Climate policy heats up

If Beacon passes a “gas ban” bill for new construction, it will be the third city in New York State to do so, behind New York City and Ithaca.

New York State may act on that front as well. The state Climate Action Council is currently in the last stages of finalizing a plan for decarbonizing the state economy over the next few decades, and that plan is likely to recommend to state policymakers and legislators that new buildings should be all-electric starting in 2025.

The funny thing about municipal gas bans in New York is that so far, they are happening (and popular) in places where most homes have natural gas service, and won’t see much savings from the law. In rural areas, where heat pumps drive truly enormous savings, political pushback on the electrification of new construction is much fiercer. There’s a certain irony here. (To be fair, there are also bigger issues in rural areas with the reliability of electrical power, which is a topic we’ll get into in future issues of this newsletter.)

The uneven economics of energy savings from electrification is one reason why New York’s largest source of greenhouse gas emissions probably won’t be tamed without “gas ban” legislation for new construction, and generous incentives for heat pump retrofits (some of which will be available through the federal Inflation Reduction Act, starting in 2023). Another reason is that for rental housing, there is often little incentive for landlords to keep utility bills low.
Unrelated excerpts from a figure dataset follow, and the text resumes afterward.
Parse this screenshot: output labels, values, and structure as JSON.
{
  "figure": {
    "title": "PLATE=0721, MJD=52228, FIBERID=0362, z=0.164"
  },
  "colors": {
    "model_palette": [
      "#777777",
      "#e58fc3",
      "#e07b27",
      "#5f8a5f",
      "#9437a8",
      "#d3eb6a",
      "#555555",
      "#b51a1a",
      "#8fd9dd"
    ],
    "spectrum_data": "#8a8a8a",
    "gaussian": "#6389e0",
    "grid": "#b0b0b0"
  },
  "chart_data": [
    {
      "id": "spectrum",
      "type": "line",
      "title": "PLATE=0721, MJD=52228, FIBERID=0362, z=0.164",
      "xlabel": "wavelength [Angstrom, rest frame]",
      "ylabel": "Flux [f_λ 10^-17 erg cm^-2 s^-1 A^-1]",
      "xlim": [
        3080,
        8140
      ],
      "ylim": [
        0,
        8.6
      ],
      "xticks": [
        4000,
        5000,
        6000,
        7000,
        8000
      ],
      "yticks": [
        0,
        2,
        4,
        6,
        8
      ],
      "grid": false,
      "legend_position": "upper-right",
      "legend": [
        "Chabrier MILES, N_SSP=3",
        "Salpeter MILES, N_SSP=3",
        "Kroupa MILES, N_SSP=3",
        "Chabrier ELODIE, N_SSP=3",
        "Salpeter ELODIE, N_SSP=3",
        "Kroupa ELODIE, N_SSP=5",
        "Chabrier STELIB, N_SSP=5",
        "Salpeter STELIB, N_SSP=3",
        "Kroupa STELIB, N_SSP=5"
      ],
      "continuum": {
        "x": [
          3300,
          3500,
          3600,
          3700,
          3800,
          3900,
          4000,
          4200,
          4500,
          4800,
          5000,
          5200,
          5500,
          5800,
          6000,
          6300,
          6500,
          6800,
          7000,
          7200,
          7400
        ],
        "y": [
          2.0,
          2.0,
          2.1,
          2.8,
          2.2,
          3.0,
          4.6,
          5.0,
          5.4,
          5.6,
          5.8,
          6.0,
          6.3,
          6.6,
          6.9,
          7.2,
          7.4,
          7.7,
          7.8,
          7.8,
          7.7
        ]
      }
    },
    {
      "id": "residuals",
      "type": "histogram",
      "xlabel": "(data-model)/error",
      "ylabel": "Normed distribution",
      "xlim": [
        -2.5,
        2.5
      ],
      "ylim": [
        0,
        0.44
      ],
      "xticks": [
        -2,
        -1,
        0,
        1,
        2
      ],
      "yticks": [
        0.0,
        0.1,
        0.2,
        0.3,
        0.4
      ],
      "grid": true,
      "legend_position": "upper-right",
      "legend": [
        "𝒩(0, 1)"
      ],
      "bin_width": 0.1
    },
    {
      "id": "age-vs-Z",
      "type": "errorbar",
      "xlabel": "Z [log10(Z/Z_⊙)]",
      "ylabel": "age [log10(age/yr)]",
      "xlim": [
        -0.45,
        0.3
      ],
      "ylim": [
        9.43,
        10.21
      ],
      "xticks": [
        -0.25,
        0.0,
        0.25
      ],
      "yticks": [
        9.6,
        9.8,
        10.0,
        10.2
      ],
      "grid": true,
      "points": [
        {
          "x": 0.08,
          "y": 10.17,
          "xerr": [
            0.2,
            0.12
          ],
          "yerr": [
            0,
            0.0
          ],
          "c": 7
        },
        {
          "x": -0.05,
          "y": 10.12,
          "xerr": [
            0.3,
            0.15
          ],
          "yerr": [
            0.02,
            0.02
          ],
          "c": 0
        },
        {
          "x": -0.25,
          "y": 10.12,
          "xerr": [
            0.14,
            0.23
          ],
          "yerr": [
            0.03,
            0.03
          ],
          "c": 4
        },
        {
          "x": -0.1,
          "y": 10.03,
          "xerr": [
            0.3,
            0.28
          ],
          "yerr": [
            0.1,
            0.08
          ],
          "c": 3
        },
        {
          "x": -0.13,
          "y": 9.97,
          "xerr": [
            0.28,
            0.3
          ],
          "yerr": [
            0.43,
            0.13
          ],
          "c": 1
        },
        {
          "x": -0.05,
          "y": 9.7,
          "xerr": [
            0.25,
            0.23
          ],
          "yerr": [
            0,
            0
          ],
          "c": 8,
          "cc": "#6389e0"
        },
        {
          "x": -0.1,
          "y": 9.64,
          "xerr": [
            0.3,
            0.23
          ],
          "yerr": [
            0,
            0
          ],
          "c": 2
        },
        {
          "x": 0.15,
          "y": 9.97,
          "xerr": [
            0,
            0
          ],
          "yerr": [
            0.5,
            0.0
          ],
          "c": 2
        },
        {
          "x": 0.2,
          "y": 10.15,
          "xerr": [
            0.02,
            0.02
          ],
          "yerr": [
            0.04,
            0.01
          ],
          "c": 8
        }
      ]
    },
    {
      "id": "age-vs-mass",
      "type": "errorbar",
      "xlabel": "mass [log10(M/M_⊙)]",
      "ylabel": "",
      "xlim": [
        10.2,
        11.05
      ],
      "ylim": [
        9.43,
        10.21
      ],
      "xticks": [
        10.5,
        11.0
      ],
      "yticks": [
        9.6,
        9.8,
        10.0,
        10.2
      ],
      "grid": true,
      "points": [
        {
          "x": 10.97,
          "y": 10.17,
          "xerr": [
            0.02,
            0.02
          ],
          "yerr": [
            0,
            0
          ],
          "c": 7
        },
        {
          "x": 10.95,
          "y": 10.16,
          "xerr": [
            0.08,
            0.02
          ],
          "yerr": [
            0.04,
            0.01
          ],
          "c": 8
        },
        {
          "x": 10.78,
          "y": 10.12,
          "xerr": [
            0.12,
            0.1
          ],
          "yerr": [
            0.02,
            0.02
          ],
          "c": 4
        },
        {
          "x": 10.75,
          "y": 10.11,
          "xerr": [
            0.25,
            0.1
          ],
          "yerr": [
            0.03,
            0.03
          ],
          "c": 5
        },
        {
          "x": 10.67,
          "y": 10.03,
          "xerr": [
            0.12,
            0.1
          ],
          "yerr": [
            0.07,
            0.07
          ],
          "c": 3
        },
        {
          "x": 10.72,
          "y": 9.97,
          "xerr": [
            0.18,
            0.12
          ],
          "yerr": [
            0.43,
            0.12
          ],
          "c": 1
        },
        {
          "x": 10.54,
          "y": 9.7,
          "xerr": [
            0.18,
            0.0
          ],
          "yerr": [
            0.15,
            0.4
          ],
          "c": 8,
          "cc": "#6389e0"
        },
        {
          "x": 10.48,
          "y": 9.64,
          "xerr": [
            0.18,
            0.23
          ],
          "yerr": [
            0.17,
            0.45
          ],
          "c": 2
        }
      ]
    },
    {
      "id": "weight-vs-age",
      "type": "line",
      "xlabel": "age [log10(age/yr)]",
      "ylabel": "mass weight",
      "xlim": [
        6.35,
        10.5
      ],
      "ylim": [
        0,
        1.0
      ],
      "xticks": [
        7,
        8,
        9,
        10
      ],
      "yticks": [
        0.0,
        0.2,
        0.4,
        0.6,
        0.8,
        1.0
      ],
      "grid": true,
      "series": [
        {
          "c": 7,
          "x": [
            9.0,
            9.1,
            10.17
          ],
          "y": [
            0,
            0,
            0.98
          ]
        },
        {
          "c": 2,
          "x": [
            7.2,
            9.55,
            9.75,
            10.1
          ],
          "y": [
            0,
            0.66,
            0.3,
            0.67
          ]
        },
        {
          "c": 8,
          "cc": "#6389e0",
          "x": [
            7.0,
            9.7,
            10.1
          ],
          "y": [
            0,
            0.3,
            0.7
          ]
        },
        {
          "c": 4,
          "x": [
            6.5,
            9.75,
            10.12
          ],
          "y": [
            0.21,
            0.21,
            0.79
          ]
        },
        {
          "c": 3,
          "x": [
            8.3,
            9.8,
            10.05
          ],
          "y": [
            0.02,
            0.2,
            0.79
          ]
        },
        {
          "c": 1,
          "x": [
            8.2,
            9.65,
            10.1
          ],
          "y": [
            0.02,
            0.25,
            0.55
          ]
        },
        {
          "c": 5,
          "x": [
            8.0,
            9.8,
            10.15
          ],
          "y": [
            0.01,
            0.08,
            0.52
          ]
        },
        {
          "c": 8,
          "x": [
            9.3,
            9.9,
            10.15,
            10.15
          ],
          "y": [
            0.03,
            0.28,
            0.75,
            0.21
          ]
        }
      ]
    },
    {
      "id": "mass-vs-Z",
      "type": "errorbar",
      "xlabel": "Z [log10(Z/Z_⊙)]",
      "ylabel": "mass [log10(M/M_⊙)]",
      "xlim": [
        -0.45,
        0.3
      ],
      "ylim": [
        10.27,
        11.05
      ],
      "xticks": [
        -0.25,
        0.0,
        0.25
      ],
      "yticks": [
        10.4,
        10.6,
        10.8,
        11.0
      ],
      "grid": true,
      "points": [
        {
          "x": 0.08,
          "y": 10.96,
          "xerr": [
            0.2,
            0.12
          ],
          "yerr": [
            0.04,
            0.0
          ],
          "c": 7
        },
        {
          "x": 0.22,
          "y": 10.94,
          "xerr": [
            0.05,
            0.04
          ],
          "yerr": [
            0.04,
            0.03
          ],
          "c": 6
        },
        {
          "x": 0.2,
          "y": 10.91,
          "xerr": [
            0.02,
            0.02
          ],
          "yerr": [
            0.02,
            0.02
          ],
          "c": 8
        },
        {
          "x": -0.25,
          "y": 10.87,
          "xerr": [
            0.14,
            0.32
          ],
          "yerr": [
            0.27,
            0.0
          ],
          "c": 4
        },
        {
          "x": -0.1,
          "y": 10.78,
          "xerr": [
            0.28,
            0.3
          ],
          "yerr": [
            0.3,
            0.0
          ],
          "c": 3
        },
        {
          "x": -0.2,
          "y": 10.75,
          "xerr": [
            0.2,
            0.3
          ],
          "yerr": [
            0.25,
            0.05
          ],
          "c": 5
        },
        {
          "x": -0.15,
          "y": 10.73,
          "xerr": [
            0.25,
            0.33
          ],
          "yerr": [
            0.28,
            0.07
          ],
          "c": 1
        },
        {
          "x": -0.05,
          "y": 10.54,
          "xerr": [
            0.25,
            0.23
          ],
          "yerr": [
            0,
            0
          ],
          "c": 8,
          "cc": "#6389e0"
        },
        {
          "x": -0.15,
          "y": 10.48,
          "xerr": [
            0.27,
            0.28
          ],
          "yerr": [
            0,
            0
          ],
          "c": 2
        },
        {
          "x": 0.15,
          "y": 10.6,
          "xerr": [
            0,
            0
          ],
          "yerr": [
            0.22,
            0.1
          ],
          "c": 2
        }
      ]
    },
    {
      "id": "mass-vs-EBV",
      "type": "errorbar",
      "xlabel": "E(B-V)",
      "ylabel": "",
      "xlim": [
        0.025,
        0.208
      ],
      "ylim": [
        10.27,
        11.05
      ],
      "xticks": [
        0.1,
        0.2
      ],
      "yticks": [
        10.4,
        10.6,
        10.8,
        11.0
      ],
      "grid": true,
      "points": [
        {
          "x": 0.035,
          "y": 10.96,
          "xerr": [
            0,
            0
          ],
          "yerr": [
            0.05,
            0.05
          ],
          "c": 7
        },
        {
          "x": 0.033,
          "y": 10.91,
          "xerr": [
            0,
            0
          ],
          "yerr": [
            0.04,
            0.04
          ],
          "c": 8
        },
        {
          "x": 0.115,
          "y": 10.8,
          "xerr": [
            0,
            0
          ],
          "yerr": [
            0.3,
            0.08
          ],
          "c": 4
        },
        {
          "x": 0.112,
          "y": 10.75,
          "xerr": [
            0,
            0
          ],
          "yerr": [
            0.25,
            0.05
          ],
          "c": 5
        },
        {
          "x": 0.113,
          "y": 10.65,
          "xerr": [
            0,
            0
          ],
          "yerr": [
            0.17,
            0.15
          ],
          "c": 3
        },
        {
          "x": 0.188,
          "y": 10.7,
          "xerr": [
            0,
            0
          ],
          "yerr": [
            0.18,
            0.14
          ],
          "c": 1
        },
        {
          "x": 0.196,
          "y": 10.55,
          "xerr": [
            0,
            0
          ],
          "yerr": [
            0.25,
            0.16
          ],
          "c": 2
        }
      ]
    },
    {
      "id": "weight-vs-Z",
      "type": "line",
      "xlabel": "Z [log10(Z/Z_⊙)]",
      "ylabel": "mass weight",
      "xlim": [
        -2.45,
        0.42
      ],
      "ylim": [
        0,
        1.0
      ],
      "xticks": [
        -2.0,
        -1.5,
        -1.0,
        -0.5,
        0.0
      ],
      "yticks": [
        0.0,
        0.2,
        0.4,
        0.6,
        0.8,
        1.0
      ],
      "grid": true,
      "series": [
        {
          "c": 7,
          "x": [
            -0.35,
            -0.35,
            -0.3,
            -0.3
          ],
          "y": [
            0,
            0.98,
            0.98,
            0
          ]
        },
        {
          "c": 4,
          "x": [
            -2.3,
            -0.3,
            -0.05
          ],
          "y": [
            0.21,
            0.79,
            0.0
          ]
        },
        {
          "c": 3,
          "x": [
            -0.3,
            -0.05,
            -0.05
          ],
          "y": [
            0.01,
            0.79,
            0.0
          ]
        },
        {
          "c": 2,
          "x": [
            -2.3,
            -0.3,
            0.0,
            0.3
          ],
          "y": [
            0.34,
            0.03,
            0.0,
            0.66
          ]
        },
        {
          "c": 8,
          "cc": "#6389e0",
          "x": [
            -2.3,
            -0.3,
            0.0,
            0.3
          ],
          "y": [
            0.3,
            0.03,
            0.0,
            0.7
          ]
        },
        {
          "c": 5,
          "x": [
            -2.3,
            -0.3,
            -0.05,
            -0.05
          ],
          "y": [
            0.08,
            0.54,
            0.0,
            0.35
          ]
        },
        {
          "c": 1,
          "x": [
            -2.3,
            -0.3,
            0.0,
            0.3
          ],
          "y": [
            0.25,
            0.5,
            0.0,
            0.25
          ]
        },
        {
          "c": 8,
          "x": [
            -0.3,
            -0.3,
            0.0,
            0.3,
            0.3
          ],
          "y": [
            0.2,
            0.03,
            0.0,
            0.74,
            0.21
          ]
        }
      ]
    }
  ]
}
For my part, I’m happy to be Spiders Georg. Good riddance to the propane forced-air furnace and the 430 gallons I burned in it last year, even despite the woodstove that I fed three full cords of wood to. The main question for me isn’t whether the heat pumps are slashing my energy bills, it’s how much.

I’ll be tracking my power use throughout the winter, and I’ll keep you posted.

FURTHER READING: Check out this peer-reviewed study that came out in Environmental Research Letters last year, which takes a nationwide look at the economic, greenhouse gas, and health-related air pollution benefits of retrofitting houses with heat pumps in the U.S. Lots to unpack here, as they say — but one lesson here is that local conditions matter. Local weather, how dirty the local power grid is, local housing stock and typical fuels: All have an impact on the expected environmental and cost impacts of retrofitting a house with heat pumps.